Déclaration de Dominique Strauss-Kahn, Directeur général du FMI, à l'issue de sa visite en Grande Jamahiriya arabe libyenne populaire et socialiste

Communiqué de presse n° 08/290 (F)
Le 18 novembre 2008

M. Dominique Strauss-Kahn, Directeur général du Fonds monétaire international (FMI), a participé à la quatrième conférence annuelle consacrée au renforcement de la coopération régionale et à la promotion de l'intégration économique du Maghreb,1 qui s'est tenue à Tripoli, Libye. A l'issue de sa visite en Libye, M. Strauss-Kahn a fait la déclaration suivante :

« C'est avec grand plaisir que j'ai participé à la conférence sur les progrès de l'intégration régionale et la promotion des projets communs au Maghreb et échangé avec les ministres des finances, les gouverneurs de banque centrale, le Secrétaire général de l'Union du Maghreb Arabe et les représentants du secteur privé.

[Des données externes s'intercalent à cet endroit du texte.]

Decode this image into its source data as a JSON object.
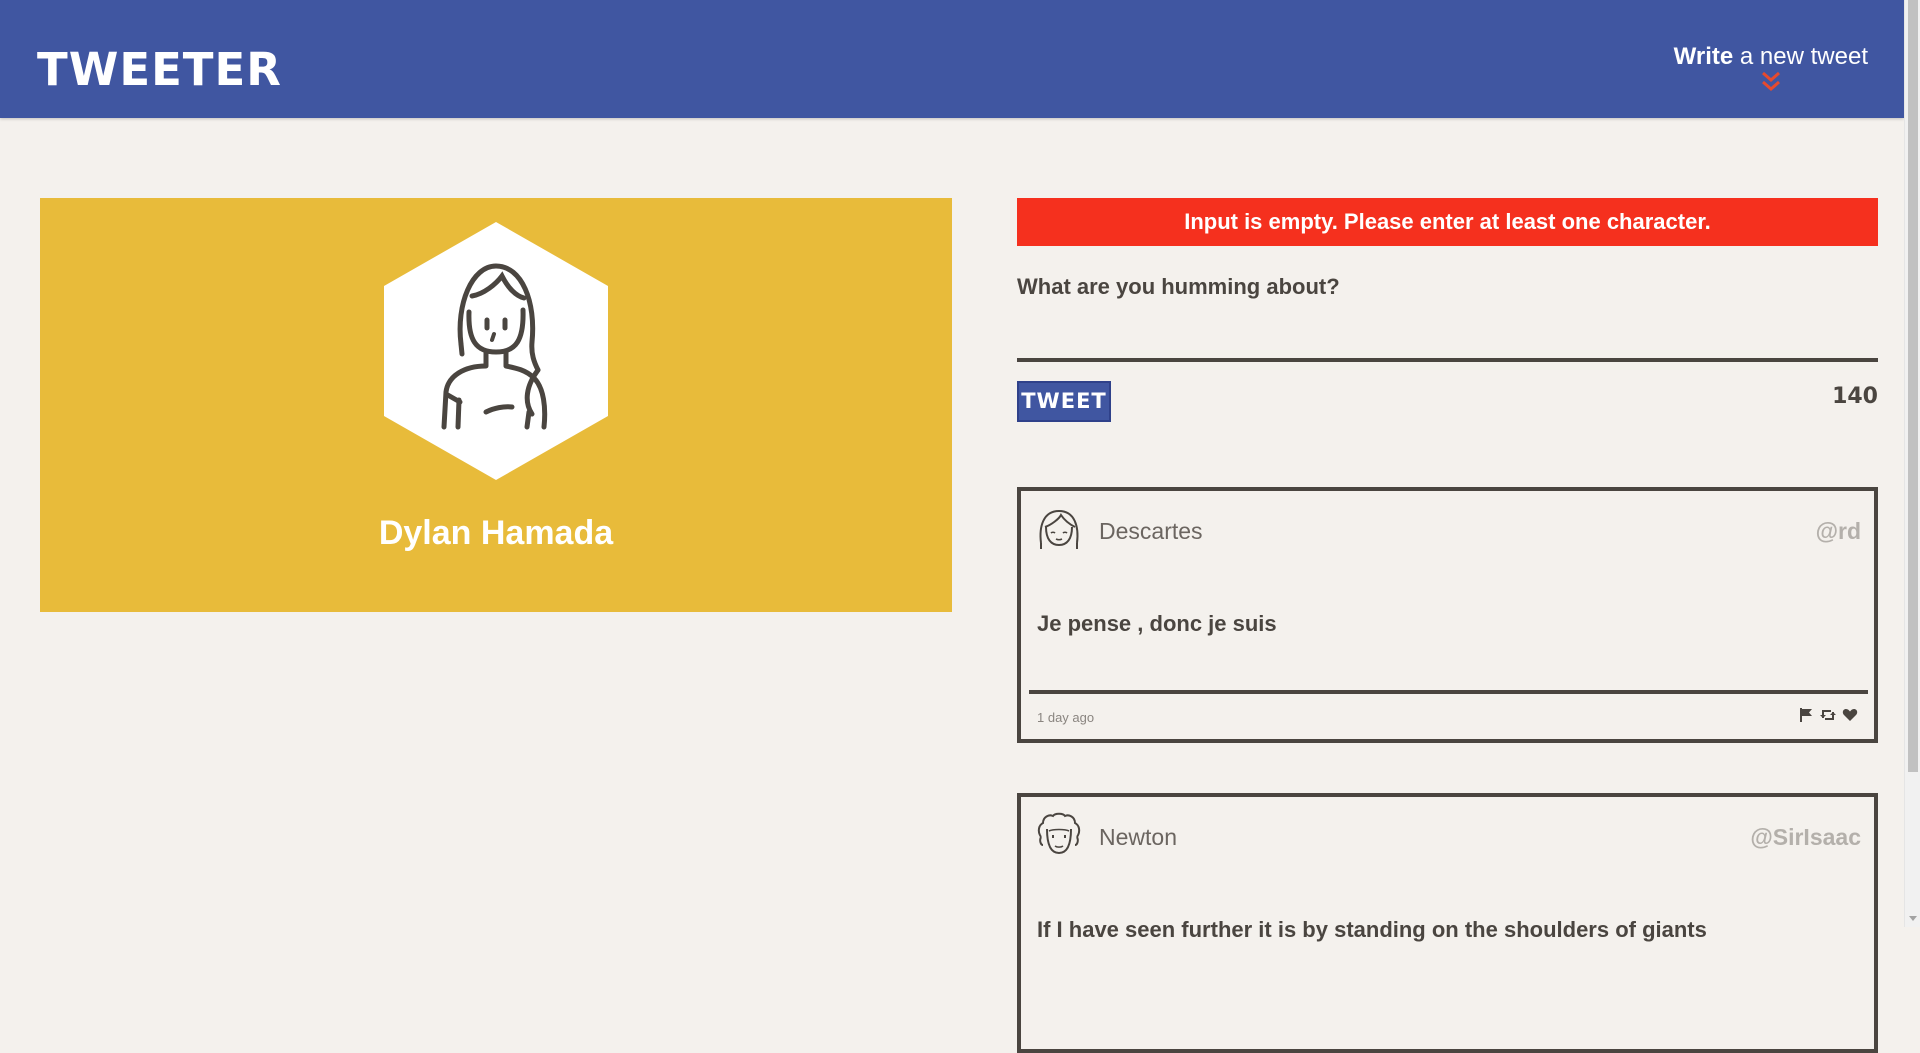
{
  "header": {
    "logo": "TWEETER",
    "compose_toggle_bold": "Write",
    "compose_toggle_rest": " a new tweet",
    "compose_toggle_icon": "double-chevron-down-icon"
  },
  "colors": {
    "header_bg": "#4056a1",
    "page_bg": "#f4f1ed",
    "profile_bg": "#e8bb3a",
    "error_bg": "#f5301e",
    "accent_chevron": "#e64a2e",
    "ink": "#4a4540"
  },
  "profile": {
    "name": "Dylan Hamada",
    "avatar_icon": "woman-avatar-icon"
  },
  "compose": {
    "error_message": "Input is empty. Please enter at least one character.",
    "label": "What are you humming about?",
    "textarea_value": "",
    "button_label": "TWEET",
    "counter": "140"
  },
  "tweets": [
    {
      "author": "Descartes",
      "handle": "@rd",
      "avatar_icon": "girl-avatar-icon",
      "text": "Je pense , donc je suis",
      "time": "1 day ago",
      "actions": [
        "flag-icon",
        "retweet-icon",
        "heart-icon"
      ]
    },
    {
      "author": "Newton",
      "handle": "@SirIsaac",
      "avatar_icon": "curly-hair-avatar-icon",
      "text": "If I have seen further it is by standing on the shoulders of giants"
    }
  ]
}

Je tiens à remercier les autorités libyennes pour l'organisation remarquable de cette conférence.

« Le monde fait face à une crise financière très grave qui requiert l'action claire et globale de tous nos pays, mais aussi une coordination étroite de leurs politiques. J'ai participé le week-end dernier au Sommet des dirigeants du Groupe des Vingt (G-20) qui ont réaffirmé combien il était urgent de mettre en place une véritable coopération internationale.

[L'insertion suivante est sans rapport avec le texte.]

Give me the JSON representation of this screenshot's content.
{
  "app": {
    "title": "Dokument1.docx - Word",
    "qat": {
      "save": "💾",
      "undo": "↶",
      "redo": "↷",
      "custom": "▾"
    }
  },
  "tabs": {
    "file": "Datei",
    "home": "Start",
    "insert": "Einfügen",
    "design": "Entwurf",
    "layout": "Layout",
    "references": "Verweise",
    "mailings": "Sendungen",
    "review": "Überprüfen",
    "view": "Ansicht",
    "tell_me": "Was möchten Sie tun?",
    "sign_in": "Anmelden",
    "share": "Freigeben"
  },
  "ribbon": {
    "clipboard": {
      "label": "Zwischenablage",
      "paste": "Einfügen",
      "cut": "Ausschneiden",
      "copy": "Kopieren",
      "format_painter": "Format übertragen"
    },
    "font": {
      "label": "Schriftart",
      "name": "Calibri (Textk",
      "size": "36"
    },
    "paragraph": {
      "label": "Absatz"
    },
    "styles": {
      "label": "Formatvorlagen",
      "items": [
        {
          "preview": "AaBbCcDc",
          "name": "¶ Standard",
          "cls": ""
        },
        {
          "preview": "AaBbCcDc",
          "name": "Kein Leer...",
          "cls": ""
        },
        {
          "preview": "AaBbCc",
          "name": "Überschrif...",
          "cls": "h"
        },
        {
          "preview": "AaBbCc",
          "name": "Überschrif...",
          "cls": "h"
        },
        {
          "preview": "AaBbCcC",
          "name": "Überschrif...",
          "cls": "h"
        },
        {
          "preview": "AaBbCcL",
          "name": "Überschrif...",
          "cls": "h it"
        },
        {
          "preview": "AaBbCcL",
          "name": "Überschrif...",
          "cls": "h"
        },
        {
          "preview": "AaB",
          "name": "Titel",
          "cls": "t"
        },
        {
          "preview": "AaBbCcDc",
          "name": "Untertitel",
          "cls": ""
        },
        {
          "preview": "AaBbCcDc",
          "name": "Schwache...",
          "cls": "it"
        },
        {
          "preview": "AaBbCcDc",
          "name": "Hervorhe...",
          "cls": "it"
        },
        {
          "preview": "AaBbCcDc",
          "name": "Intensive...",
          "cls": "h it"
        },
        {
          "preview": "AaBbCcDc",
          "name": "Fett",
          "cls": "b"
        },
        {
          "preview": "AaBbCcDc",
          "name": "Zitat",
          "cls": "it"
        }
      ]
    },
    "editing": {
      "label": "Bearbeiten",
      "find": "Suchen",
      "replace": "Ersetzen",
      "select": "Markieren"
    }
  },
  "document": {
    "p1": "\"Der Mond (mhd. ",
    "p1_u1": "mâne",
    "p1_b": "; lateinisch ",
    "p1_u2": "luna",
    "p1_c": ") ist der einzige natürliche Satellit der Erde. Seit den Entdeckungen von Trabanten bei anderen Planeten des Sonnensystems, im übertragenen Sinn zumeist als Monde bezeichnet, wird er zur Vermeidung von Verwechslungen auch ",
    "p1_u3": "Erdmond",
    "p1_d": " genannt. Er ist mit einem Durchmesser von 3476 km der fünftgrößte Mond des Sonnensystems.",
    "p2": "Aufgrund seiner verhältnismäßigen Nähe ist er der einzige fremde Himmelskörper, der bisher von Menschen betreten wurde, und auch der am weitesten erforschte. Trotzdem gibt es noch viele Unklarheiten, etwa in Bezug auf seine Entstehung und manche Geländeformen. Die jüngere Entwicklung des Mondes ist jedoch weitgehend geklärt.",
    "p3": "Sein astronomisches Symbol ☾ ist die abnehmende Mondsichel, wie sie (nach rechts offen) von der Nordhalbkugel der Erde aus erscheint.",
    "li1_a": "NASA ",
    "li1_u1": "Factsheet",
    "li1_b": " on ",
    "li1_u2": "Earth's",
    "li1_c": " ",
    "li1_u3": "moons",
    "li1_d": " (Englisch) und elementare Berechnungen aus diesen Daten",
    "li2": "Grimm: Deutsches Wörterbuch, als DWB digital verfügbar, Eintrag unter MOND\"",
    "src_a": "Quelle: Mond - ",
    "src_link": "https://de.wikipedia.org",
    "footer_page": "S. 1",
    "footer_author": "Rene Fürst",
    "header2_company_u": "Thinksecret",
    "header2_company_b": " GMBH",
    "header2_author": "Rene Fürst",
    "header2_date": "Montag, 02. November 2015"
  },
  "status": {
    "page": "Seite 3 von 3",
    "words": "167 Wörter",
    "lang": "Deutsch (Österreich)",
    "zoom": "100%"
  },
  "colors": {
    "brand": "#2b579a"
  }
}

« Vu les politiques économiques actuelles, nous attendons maintenant un taux de croissance pour 2009 d'environ 2,2 % pour l'économie mondiale et légèrement négatif pour les économies avancées. Nous pensons que la crise financière ne devrait avoir qu'un impact direct limité sur les pays du Maghreb, bien qu'ils soient plus vulnérables à une contraction de l'activité mondiale.

« Le Maghreb a connu des progrès remarquables et son potentiel est considérable. Tous les pays de la région ont conduit, ces dix dernières années, des réformes ambitieuses visant à stimuler la croissance mais demeurent confrontés à des défis majeurs. Les pays du Maghreb espèrent porter leur croissance à un rythme encore plus rapide et soutenu qui permettrait de réduire les taux de chômage toujours élevés de la région et de rehausser les niveaux de vie.

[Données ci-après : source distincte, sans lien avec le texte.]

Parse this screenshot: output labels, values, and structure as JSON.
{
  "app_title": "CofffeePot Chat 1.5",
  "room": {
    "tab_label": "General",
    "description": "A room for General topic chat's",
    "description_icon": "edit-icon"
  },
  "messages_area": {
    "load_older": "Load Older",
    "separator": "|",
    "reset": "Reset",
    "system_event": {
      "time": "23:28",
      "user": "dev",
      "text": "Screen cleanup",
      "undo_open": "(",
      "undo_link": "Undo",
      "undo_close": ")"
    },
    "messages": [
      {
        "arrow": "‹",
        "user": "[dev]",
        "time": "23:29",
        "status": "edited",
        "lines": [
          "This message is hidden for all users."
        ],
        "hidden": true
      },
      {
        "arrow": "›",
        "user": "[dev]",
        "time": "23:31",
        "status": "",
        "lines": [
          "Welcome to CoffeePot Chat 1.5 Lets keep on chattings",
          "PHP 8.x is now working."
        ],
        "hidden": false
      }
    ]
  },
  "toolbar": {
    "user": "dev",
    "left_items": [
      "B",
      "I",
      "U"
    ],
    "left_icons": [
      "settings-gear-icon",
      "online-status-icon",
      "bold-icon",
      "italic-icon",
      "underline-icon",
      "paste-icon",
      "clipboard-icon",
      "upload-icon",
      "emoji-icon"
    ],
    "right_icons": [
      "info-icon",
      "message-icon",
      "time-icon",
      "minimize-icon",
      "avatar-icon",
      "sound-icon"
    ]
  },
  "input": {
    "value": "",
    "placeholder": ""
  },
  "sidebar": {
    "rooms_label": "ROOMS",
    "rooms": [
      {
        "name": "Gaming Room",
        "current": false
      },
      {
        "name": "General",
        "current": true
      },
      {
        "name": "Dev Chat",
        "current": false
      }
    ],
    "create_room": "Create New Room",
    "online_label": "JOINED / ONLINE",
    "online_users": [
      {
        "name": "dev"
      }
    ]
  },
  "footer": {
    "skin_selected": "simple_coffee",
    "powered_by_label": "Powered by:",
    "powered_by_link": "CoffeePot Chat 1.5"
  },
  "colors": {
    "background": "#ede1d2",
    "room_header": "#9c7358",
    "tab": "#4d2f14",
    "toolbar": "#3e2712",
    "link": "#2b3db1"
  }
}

« Dans l'environnement international défavorable actuel, il est particulièrement urgent d'approfondir l'intégration du Maghreb pour mieux relever l'investissement et la productivité du secteur privé afin d'accélérer la croissance, réduire le chômage et permettre à la région de mieux résister aux chocs extérieurs.

« Les représentants de haut niveau des pays du Maghreb participant à cette conférence ont dressé un bilan des progrès réalisés en matière d'intégration régionale depuis la Conférence d'Alger de 2005 et ont convenu que certains progrès avaient été accomplis mais qu'il faudra accélérer la mise en _uvre des mesures adoptées lors des conférences précédentes pour avancer davantage dans l'intégration régionale.

« Les participants ont également reconnu que les projets communs pilotés par le secteur privé favoriseront l'allocation la plus efficiente des ressources pour améliorer la productivité, la croissance et la création d'emplois dans la région.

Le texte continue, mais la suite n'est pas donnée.